I picked up the Television Without Pity book because I love the site's snarky reviews (which I read faithfully, whether for shows now off the air like Buffy and the Wire or current favorite shows including House, Fringe and Chuck.
I picked up the Jump the Shark book for $3 after I spotted it used at Wonderbooks, a local huge used bookstore. It happened right around the time I seeded this piece about how the phrase Jump the Shark has itself jumped the shark.
If you have a used book store near you odds are good that can find this book too as there was a time a few years ago when this "jump the shark" phrase/meme seemed everywhere. Thus the good question a while back: Has the phrase "jump the shark" jumped the shark?
OK, enough about the book purchases - let's get down to comparing them...
The Jump the Shark book is a lot of mindless fun as it talks about shows I loved (West Wing and Cheers) and shows I never really got into (Seinfeld and Sex In City, to name two), and when the series came close to jumping the shark and when that shark was actually jumped.
The book is good in so far as it sparks reminders of good - and disappointing - moments of television history. But the entries are short and fluffy, with little depth and few surprises.
The best part of the Shark book is it tips you off on how to know, when watching repeats, when it is an episode that comes post-shark-jumping. For example, the Drew Carey Show went downhill after it switched its theme song to Cleveland rocks.
Much better - more astute, witty, informative and amusing - is Television Without Pity's book.
Additionally, the Television Without Pity book has a wider scope than just on when a series begins to tank, focusing, for example, on trends in television and how inane so many game shows are.

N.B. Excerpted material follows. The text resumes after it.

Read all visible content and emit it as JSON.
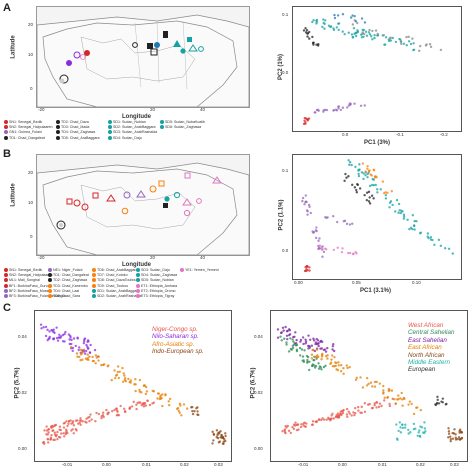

For example, instead of just reviewing the Day After as a program it speaks of how it affected my generation (and yes I had nightmares about that program
remembered by millions of '80s kids as the single most terrifying universal formative event of their childhoods (until the Challenge disaster two years later), The Day After dramatized the aftermath of a nuclear strike on American soil. Critics complained both that it was too sensationalistic a topic to be covered on such a vapid medium as tv and that it soft-soaped some of the catastrophic effects of nuclear warfare. The lasting effect of the film on us include a somewhat irrational terror of all apocalyptic events..."
It also does not hurt that the book properly mocks those who deserve mocking, including David Caruso David Cassidy and Chevy Chase (who was apparently a sexist jerk while at Saturday Night Live. That reminds me - I need to read Tom Shales' book about Saturday Night Live.
I thought it might help to do a side-by-side comparison of the two books addressing the same program, namely Buffy the Vampire Slayer.
Compare, for example, sections of the books' descriptions of Buffy
This from the Jump the Shark book
Buffy saved the world... a lot. Thanks to Joss Wheedon, Buffy is a rare gem that has proven to be better on the small screen than it was on the large one. Much better. The show manages to deftly mix comedy and horror with much success and its tongue firmly planted in cheeks and other orifices. ....
Trying to recover from losing Angel, Buffy enters college and meets up with Riley and the Initiative. This mysterious underground lab beneath the college streets catapulted the Slayer right over the shark. Spike's chip, Willow ditching Oz and his wolfman side for Tara (not that there's anything wrong with that), and Faith's body switch were too much for us to handle.
Our fears were confirmed the following season whem, like Ralph Macchio on Eight Is Enough, Buffy's mysterious sister, Dawn, showed up. Granted, tehre have been some brilliantly written episodes since the destruction of the initiative. Buffy has sung, danced, died, and come back again. But regardless of the power it may possess and its ability to repeatedly avoid the shark, no program could survive a move to UPN anyway.
compare that to TWOP:
That rarity among both teen shows and WB (and, later, UPN) fare: a well-written, often touching drama about a ditzy cheerleader type with vampire-killing superpowers, whose metaphorical premise - physical demons standing for inner ones - actually worked. The show provided an excellent role model for young girls. Buffy... kicked ass every week, literally, a long-running schmoopy love story, beloved supporting characters, and meditations on the nature of high school that never got too sticky. Once the characters contrivedly all went to college together, the cracks began to show, but Buffy remained "don't call me during" appointment viewing for all of its seven seasons."
Overall, the Television Without Pity book is more substantive and thoughtful than the other. There is a reason why the Pity site is my go-to site for television reviews and recaps.